「実は私も悩んでて」と打ち明けるつもりだった私が、友人のカメラロールで自分の嘘に気付いた話
打ち明けるつもりで投げた話題
平日の夜、駅前のカフェで大学時代の友人と向かい合っていました。会うのは半年ぶり。本当はこの日、私のほうから話したいことがあったのです。最近、夫との関係がぎくしゃくしていて、新居の住宅ローンも思っていたより重く、SNSに載せている景色とはまるで違う毎日を抱えていました。

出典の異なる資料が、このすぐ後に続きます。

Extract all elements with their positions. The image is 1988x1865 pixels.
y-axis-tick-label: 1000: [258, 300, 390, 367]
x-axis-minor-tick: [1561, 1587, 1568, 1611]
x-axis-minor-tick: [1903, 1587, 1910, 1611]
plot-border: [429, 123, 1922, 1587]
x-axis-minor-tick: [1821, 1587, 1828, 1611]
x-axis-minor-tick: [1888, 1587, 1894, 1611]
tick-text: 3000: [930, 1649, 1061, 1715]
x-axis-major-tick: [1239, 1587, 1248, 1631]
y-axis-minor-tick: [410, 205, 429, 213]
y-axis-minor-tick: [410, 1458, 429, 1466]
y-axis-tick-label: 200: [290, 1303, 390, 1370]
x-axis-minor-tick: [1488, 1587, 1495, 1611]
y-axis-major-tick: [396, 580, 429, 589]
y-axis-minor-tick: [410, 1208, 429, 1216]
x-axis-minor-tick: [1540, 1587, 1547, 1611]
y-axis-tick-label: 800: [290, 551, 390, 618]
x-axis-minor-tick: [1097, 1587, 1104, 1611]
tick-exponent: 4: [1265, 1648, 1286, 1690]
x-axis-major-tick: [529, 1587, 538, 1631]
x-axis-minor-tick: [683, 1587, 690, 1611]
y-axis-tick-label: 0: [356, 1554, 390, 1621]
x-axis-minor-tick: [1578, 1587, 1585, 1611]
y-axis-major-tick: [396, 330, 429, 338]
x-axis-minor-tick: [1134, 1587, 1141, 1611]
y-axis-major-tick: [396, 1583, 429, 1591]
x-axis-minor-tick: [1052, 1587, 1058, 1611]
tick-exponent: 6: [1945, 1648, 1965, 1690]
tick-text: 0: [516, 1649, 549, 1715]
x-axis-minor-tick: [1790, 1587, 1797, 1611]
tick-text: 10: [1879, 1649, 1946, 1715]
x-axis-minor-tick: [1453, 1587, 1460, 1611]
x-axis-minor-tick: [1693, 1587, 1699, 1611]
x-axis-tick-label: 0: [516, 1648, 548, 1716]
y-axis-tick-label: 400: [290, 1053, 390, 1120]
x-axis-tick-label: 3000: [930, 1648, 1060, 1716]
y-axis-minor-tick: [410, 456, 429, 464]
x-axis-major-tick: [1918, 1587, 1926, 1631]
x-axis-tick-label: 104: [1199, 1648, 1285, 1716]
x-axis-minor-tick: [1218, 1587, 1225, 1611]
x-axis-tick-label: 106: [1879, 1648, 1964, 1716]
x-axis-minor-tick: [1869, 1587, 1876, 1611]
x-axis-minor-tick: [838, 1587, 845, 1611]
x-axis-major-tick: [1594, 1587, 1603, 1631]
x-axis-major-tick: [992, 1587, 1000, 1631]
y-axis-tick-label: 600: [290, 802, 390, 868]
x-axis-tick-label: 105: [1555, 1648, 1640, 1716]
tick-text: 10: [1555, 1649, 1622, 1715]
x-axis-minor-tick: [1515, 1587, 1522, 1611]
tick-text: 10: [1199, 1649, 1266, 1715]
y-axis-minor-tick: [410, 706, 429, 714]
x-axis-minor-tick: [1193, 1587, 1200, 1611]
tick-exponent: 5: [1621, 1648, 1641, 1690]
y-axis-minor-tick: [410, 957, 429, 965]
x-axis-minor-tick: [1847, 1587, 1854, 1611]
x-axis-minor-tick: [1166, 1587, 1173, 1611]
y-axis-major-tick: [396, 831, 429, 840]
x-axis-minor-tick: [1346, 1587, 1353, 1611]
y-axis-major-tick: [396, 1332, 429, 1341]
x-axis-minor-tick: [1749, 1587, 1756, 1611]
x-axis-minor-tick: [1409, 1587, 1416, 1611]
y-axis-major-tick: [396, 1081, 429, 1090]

ひとりで抱えるのが限界で、友人に打ち明けたかった。でも、すぐに切り出す勇気はありません。私はコーヒーが半分くらいになったタイミングで、呼び水のつもりで切り出しました。「SNSでキラキラしてるけど実際どうなの?」。友人が「実は私も悩んでて」と言ってくれたら、私も話せると思っていたのです。
差し出された画面に並んでいたもの
ところが友人は、少し戸惑った顔をしたあと、こう言いました。「見せようか」。差し出されたスマホの画面には、私が一度もSNSで見たことのない景色が並んでいました。作り置きのお弁当のおかず、洗濯物が山積みになったソファ、終電前のオフィス、ピントの甘い猫、コンビニのパン。「SNSは月に2、3枚のいい瞬間の集まり。あとの300枚はこれ」笑いながらそう言う友人を、私はうまく見ることができませんでした。私のスマホのカメラロールには、こんな写真は1枚もありません。撮ったとしても、すぐに消してしまいます。SNSに載らない毎日まで、私はずっと「載るに値する」形に整えてきたのです。
「画面の裏側」を持っていたのは私のほうだった
画面を見つめながら気付きました。友人の本当は、SNSのキラキラから少しはみ出ただけの、地続きの毎日でした。一方で、私の本当は、SNSのキラキラからはるか遠いところにある別の景色です。本当に「画面の裏側」を抱えていたのは、聞かれた友人ではなく、聞いた私のほうでした。「私、本当のあなたを知らなかったんだね」。気付いたら、そんな言葉が漏れていました。声の裏側に、自分自身に向けたつぶやきが混じっていたのは、たぶん友人には気付かれていません。打ち明けようと思って投げた話題が、いつの間にか自分の正体をすくい上げる網になっていました。
そして...
カフェを出て10分ほど歩き、駅のホームで電車を待ちながら、友人に短いメッセージを送りました。「今度から本当の話もしようよ」。書きながら気付いたのは、私が一度も友人と本当の話をしてこなかったということでした。友人のカメラロールにあったあの写真の一枚一枚は、私からすれば「自慢にもならない毎日」かもしれません。
でも、誰かに見せられる真実を持っていることが、いまの私にはどれほど大事なものか、わかってしまったのです。次に会うときは、私のほうから「実は」と切り出してみようと思います。
(30代女性・会社員)
本記事は、ハウコレ読者への独自アンケートに寄せられた実体験をもとに制作していますが、個人が特定されないよう、一部設定を変更しています。